I’ve seen the words before in a few languages: cochon de lait, maialina da latte. I, being so profoundly gifted in other languages (not), thought that this was pig cooked in milk. I mean, pig and milk in the same sentence in reference to dinner would make anyone think that, right? (You all may start laughing at me.)
When planning our European vacation – sounds like a movie, yes? – my friend told me that the best suckling pig is made in Segovia, Spain. Immediately, I started thinking: Mom and Dad went Segovia and liked it; I have never been there; I can go there and like it; I, too, can have my pig and eat it, too! We made plans to go and devour said suckling pig, or cochinillo. I started to do some research, and realized that cochon de lait didn’t mean cooked in milk! It is a suckling pig, which means the delicious little pig only ever ate its mama’s milk. And that is fine by me, because apparently that makes for tastier pig.
My mom and dad wanted to come, too, of course. They have had suckling pig, and so of course they wanted to come again. I left the reservations up to my uncle, because I trust him implicitly, and soon you will see why. We left, very early in the morning, with only a tiny cup of coffee and a little tortilla de patata to sustain us. But we were EXCITED.
Once we arrived and checked into our hotel room for the night, we were ready to eat. My uncle had made reservations at a place that had good reviews online; we headed straight there, wandering around Segovia, looking at the amazing Roman aqueduct, in good spirits because we knew of the pig greatness that was coming our way.
We head over to the restaurant, called Meson de Jose Maria, after we were done gawking at the aqueduct. As we are walking in the scorching heat of midday, we start to discuss how on of my travel companions and friend wanted to eat Segovian cochinillio for about 22 years. He explained when he was 14-years-old, he watched a video on cochinillio in his Spanish class. At the time he swore he would eat it someday.
Now, I knew this story, but my uncle did not, and imagine everyone’s surprise when we showed up and it was the same restaurant! He was positive it was the same place because of the pig statue out front. Now, we HAVE to love this pig. It only has 22 years of anticipation building up to it, right? Once inside, the 10 of us in our group sit at a large, round table, and the feast begins. First, an appetizer of tuna with olives and endive. Then came croquettes of the house, lamb sweetbreads, and tempura fried vegetables. At the time we all thought these were lamb kidneys, and they were good, but now that I know they were sweetbreads, I am proud of myself. (I would have eaten them anyway, but now I have bigger bragging rights!) Then came another salad, resplendent with bright green and deep red from the heirloom tomatoes, and plates of patatas fritas.

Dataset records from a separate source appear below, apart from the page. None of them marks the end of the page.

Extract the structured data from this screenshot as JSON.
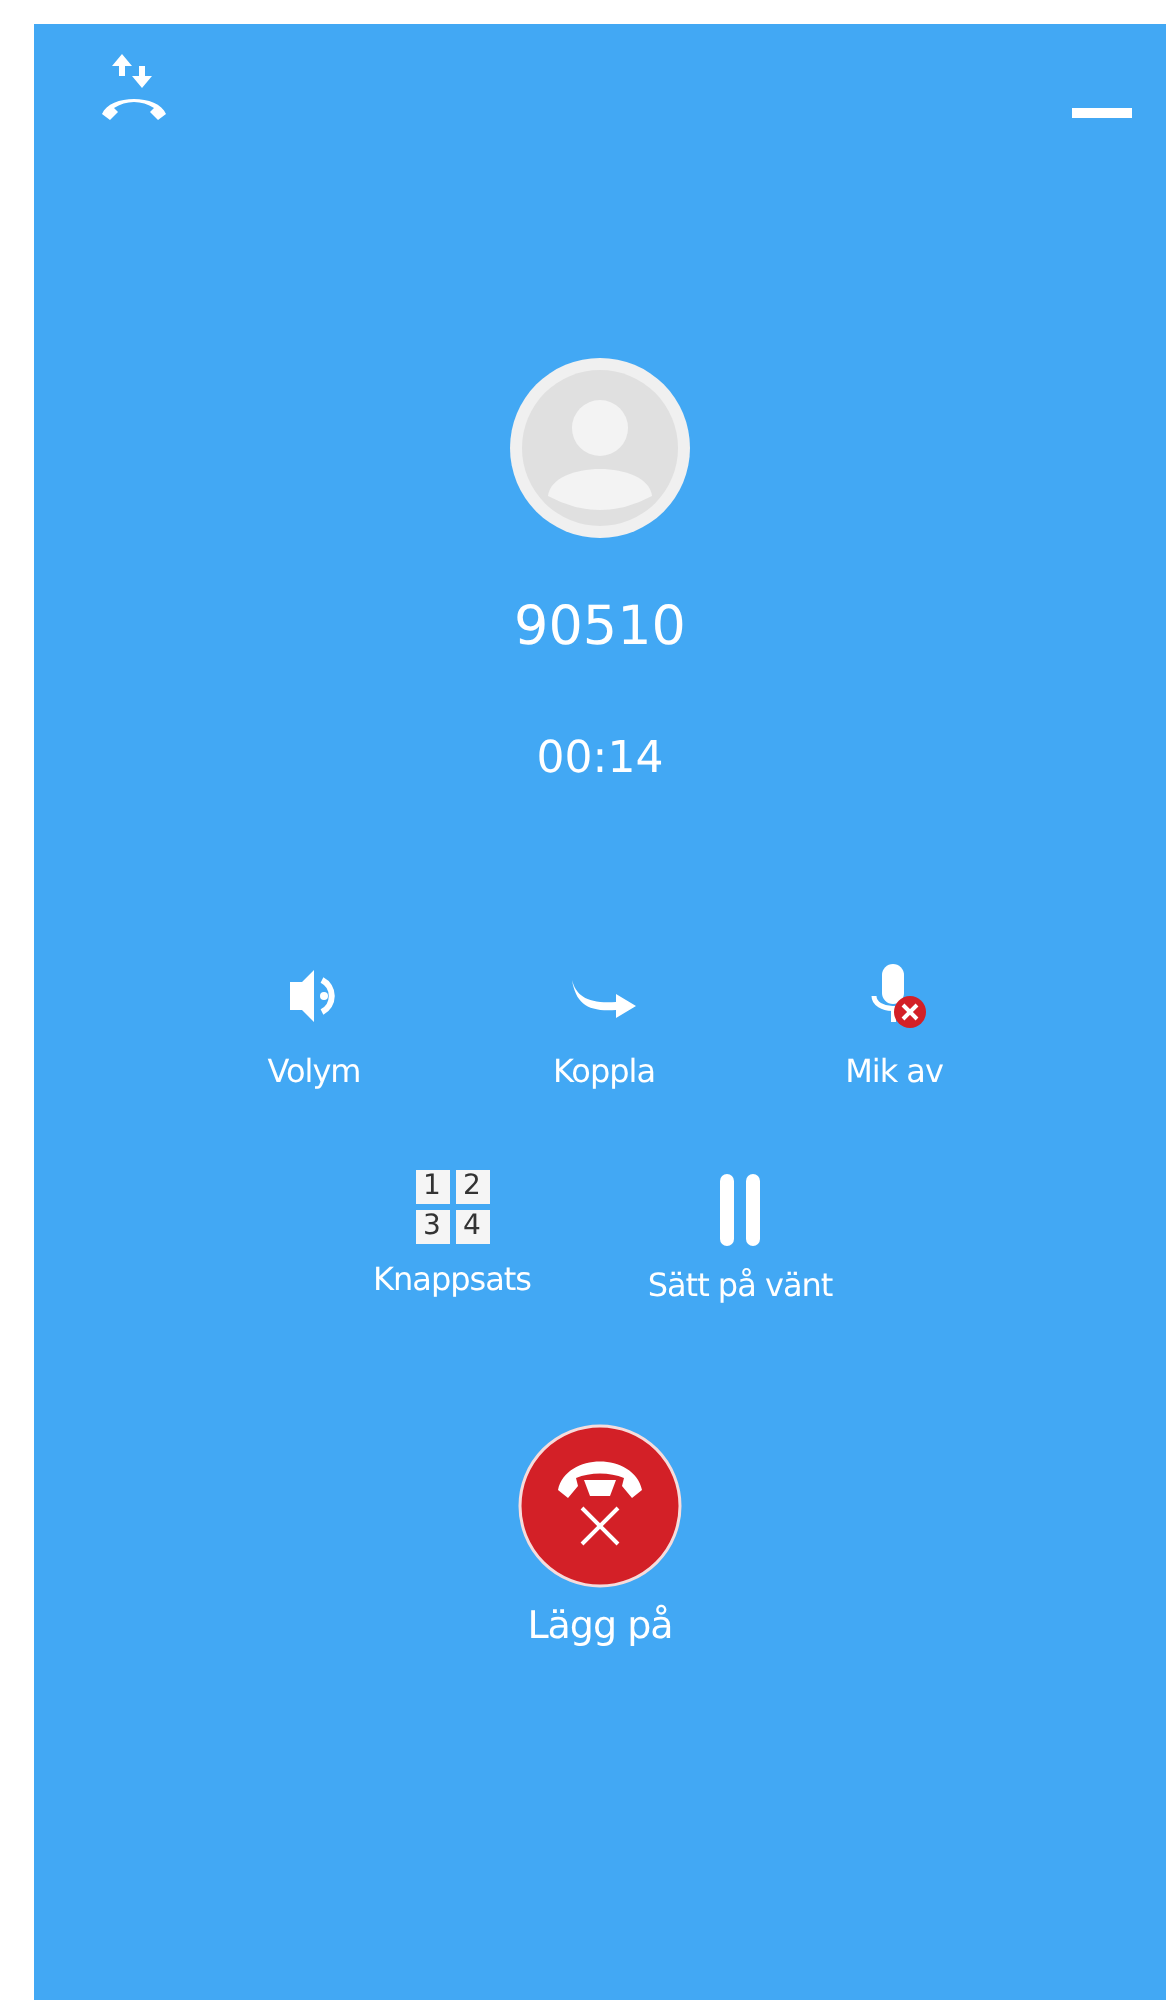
{
  "caller": {
    "number": "90510",
    "duration": "00:14"
  },
  "action_rows": [
    [
      {
        "kind": "volume",
        "label": "Volym"
      },
      {
        "kind": "transfer",
        "label": "Koppla"
      },
      {
        "kind": "mute",
        "label": "Mik av"
      }
    ],
    [
      {
        "kind": "keypad",
        "label": "Knappsats",
        "keys": [
          "1",
          "2",
          "3",
          "4"
        ]
      },
      {
        "kind": "hold",
        "label": "Sätt på vänt"
      }
    ]
  ],
  "hangup": {
    "label": "Lägg på"
  }
}
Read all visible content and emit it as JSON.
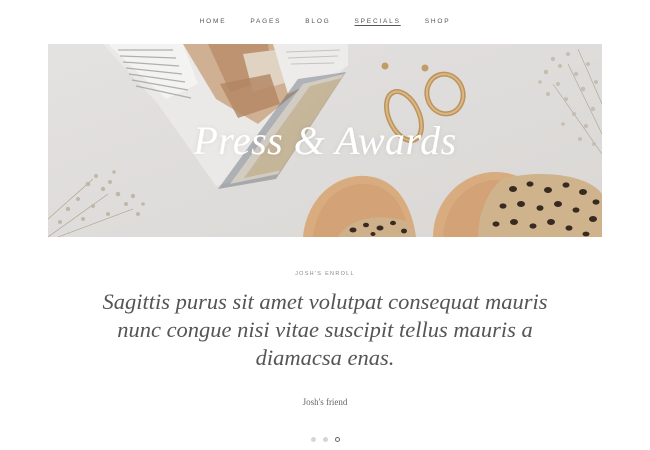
{
  "nav": {
    "items": [
      {
        "label": "HOME",
        "active": false
      },
      {
        "label": "PAGES",
        "active": false
      },
      {
        "label": "BLOG",
        "active": false
      },
      {
        "label": "SPECIALS",
        "active": true
      },
      {
        "label": "SHOP",
        "active": false
      }
    ]
  },
  "hero": {
    "title": "Press & Awards"
  },
  "testimonial": {
    "eyebrow": "JOSH'S ENROLL",
    "quote": "Sagittis purus sit amet volutpat consequat mauris nunc congue nisi vitae suscipit tellus mauris a diamacsa enas.",
    "author": "Josh's friend"
  },
  "slider": {
    "count": 3,
    "active_index": 2
  },
  "colors": {
    "text": "#555555",
    "hero_background": "#eae8e6",
    "dot_inactive": "#d6d6d6"
  }
}
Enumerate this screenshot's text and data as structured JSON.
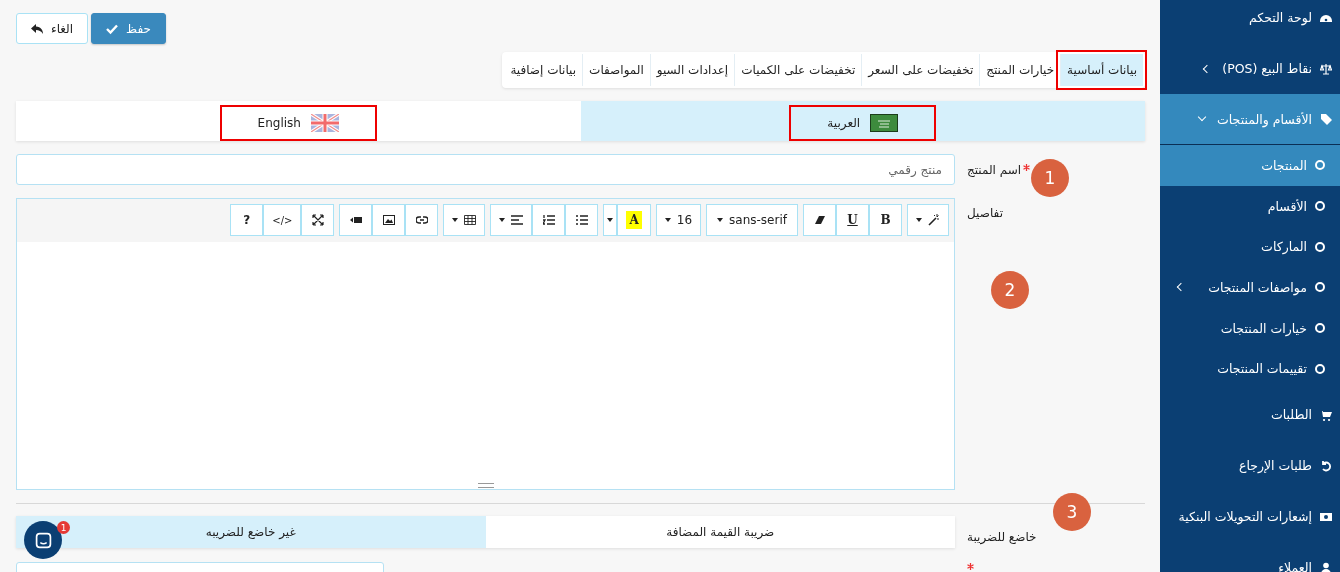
{
  "actions": [
    {
      "kind": "save",
      "label": "حفظ"
    },
    {
      "kind": "cancel",
      "label": "الغاء"
    }
  ],
  "tabs": [
    {
      "label": "بيانات أساسية",
      "selected": true,
      "highlighted": true
    },
    {
      "label": "خيارات المنتج",
      "selected": false,
      "highlighted": false
    },
    {
      "label": "تخفيضات على السعر",
      "selected": false,
      "highlighted": false
    },
    {
      "label": "تخفيضات على الكميات",
      "selected": false,
      "highlighted": false
    },
    {
      "label": "إعدادات السيو",
      "selected": false,
      "highlighted": false
    },
    {
      "label": "المواصفات",
      "selected": false,
      "highlighted": false
    },
    {
      "label": "بيانات إضافية",
      "selected": false,
      "highlighted": false
    }
  ],
  "language_tabs": [
    {
      "kind": "arabic",
      "label": "العربية",
      "selected": true,
      "highlighted": true
    },
    {
      "kind": "english",
      "label": "English",
      "selected": false,
      "highlighted": true
    }
  ],
  "product_name": {
    "label": "اسم المنتج",
    "required": true,
    "placeholder": "منتج رقمي"
  },
  "details": {
    "label": "تفاصيل",
    "toolbar": [
      [
        {
          "kind": "magic"
        }
      ],
      [
        {
          "kind": "bold",
          "label": "B"
        },
        {
          "kind": "underline",
          "label": "U"
        },
        {
          "kind": "eraser"
        }
      ],
      [
        {
          "kind": "font",
          "label": "sans-serif"
        }
      ],
      [
        {
          "kind": "size",
          "label": "16"
        }
      ],
      [
        {
          "kind": "color",
          "label": "A"
        },
        {
          "kind": "caret"
        }
      ],
      [
        {
          "kind": "bullets"
        },
        {
          "kind": "numbers"
        },
        {
          "kind": "align"
        }
      ],
      [
        {
          "kind": "table"
        }
      ],
      [
        {
          "kind": "link"
        },
        {
          "kind": "image"
        },
        {
          "kind": "video"
        }
      ],
      [
        {
          "kind": "fullscreen"
        },
        {
          "kind": "code",
          "label": "</>"
        },
        {
          "kind": "help",
          "label": "?"
        }
      ]
    ]
  },
  "tax": {
    "label": "خاضع للضريبة",
    "options": [
      {
        "label": "ضريبة القيمة المضافة",
        "selected": false
      },
      {
        "label": "غير خاضع للضريبه",
        "selected": true
      }
    ]
  },
  "next_field": {
    "required": true
  },
  "sidebar": {
    "items": [
      {
        "kind": "dashboard",
        "label": "لوحة التحكم"
      },
      {
        "kind": "scale",
        "label": "نقاط البيع (POS)",
        "expanded": false
      },
      {
        "kind": "tag",
        "label": "الأقسام والمنتجات",
        "expanded": true,
        "children": [
          {
            "label": "المنتجات",
            "selected": true
          },
          {
            "label": "الأقسام",
            "selected": false
          },
          {
            "label": "الماركات",
            "selected": false
          },
          {
            "label": "مواصفات المنتجات",
            "selected": false,
            "expanded": false
          },
          {
            "label": "خيارات المنتجات",
            "selected": false
          },
          {
            "label": "تقييمات المنتجات",
            "selected": false
          }
        ]
      },
      {
        "kind": "cart",
        "label": "الطلبات"
      },
      {
        "kind": "undo",
        "label": "طلبات الإرجاع"
      },
      {
        "kind": "money",
        "label": "إشعارات التحويلات البنكية"
      },
      {
        "kind": "user",
        "label": "العملاء"
      }
    ]
  },
  "chat": {
    "badge": "1"
  },
  "annotations": [
    "1",
    "2",
    "3"
  ]
}
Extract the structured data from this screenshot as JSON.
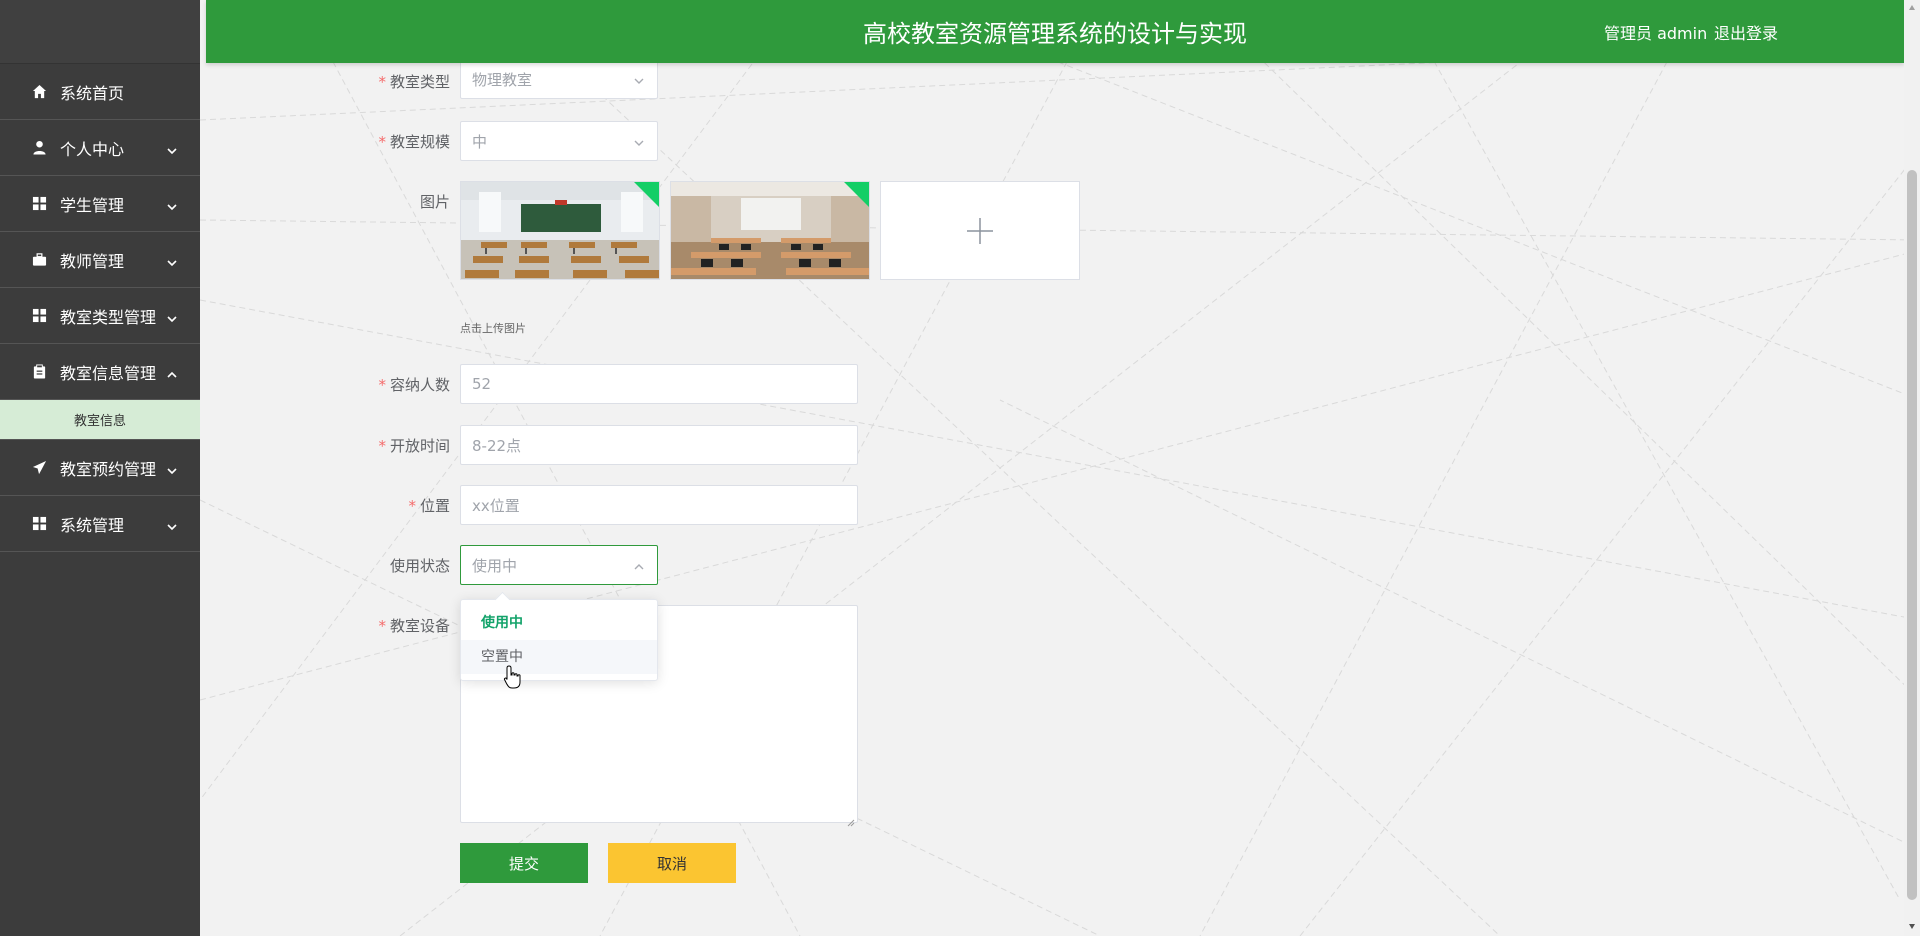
{
  "header": {
    "title": "高校教室资源管理系统的设计与实现",
    "user_label": "管理员 admin",
    "logout_label": "退出登录",
    "background_color": "#2f9a3c"
  },
  "sidebar": {
    "items": [
      {
        "label": "系统首页",
        "icon": "home-icon",
        "expandable": false
      },
      {
        "label": "个人中心",
        "icon": "user-icon",
        "expandable": true
      },
      {
        "label": "学生管理",
        "icon": "grid-icon",
        "expandable": true
      },
      {
        "label": "教师管理",
        "icon": "briefcase-icon",
        "expandable": true
      },
      {
        "label": "教室类型管理",
        "icon": "grid-icon",
        "expandable": true
      },
      {
        "label": "教室信息管理",
        "icon": "clipboard-icon",
        "expandable": true,
        "expanded": true
      },
      {
        "label": "教室预约管理",
        "icon": "send-icon",
        "expandable": true
      },
      {
        "label": "系统管理",
        "icon": "grid-icon",
        "expandable": true
      }
    ],
    "submenu_active": "教室信息"
  },
  "form": {
    "room_type": {
      "label": "教室类型",
      "value": "物理教室",
      "required": true
    },
    "room_scale": {
      "label": "教室规模",
      "value": "中",
      "required": true
    },
    "images": {
      "label": "图片",
      "tip": "点击上传图片"
    },
    "capacity": {
      "label": "容纳人数",
      "value": "52",
      "required": true
    },
    "open_time": {
      "label": "开放时间",
      "value": "8-22点",
      "required": true
    },
    "location": {
      "label": "位置",
      "value": "xx位置",
      "required": true
    },
    "status": {
      "label": "使用状态",
      "value": "使用中",
      "required": false
    },
    "equipment": {
      "label": "教室设备",
      "value": "",
      "required": true
    },
    "status_options": [
      "使用中",
      "空置中"
    ],
    "submit_label": "提交",
    "cancel_label": "取消"
  },
  "colors": {
    "accent": "#2f9a3c",
    "cancel": "#fbc531",
    "required": "#f56c6c",
    "selected_option": "#13a36a"
  }
}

Then came the piece de resistance: the pig. During our first few courses, we saw a few pigs come down (we were sitting downstairs) and they were cut unceremoniously. But when our table was served, Jose Maria himself came downstairs. He donned his pimp daddy medallion – to show that he holds the Gold Medal of cochinillio cooking – and proceeded to cut the pig.
With a plate. Not joking. A plate. This pig is so tender and delicious that they cut it with regular old plates.